Ron Artest, demented genius or demented, period?
Like any future superhero, Ron Artest was once a naive youngster just hoping for a brighter future. But even then, he was not about lazily letting his old folks get murdered like Bruce Wayne or jerking off to the thought of Mary Jane Watson, like that wimp Peter Parker (although he is not above some mary jane himself, but that's different). No, no. Ron Artest was busy working his ass off on the playgrounds of NY, then on St John's hardwoods, and finally got drafted by Da bulls, winning the admiration of Michael Jordan himself.
Of Course, Artest responded to those encouraging words from the greatest player of all time in the way any real man would do:by breaking two of Jordan's ribs, showing that you cannot win the man by mere flattery.
Ron Artest really revealed himself onto the world on a cloudy night at the Palace at Auburn Hill, on November 19, 2004. Facing the reigning champions, the Detroit Pistons, Ron Artest first coureagously saves Ben wallace's life by preenting him to attempt a field goal he would have horribly missed anyway. A long and heartwarming embrace between our hero and a grateful Wallace ensues.

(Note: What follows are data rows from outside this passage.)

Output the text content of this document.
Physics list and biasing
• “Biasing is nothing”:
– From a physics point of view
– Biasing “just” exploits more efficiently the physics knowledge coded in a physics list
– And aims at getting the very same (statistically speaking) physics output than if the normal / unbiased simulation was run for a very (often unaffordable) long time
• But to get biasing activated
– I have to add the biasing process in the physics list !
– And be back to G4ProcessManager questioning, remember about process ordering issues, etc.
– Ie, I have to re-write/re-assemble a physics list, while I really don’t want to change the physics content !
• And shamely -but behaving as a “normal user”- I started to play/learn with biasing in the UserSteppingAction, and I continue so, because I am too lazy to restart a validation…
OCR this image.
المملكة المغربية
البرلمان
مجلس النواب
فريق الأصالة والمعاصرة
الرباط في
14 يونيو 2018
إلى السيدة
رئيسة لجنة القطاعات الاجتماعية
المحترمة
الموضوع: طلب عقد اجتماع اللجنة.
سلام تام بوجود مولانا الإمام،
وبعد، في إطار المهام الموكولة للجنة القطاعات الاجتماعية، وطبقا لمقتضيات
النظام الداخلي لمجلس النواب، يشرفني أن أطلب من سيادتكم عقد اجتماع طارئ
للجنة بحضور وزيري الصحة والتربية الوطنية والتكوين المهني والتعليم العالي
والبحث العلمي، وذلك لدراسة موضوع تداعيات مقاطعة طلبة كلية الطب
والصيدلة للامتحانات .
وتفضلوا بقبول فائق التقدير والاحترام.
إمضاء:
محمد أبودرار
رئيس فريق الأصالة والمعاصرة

But suddenly, oh no! A young and misguided Pistons fan offers a skewed construal of a passage of Aristoteles' Nicomachean Ethics, erroneously thinking that the philosopher had defined distributive justice as the perpetration of acts of love on Ron Artest's mother. It's then time for a correction, Ron Artest style. The incident is variously known as "The Malice at the Palace", the "Basketbrawl", and is now as much a part of American history as the day when Jimmy Carter lost a one-on-one duel against a rabbit.
But do not dismiss Mr Artest as a mere superstar of the hardwood - although he is maybe the brightest of all. He also holds a mean mic and prides himself in being an accomplished multi-instrumentalist.
Eat THAT, Jay-Z!
You've all heard the news, guys, Ron will soon join the LA Lakers. And what's wrong with that?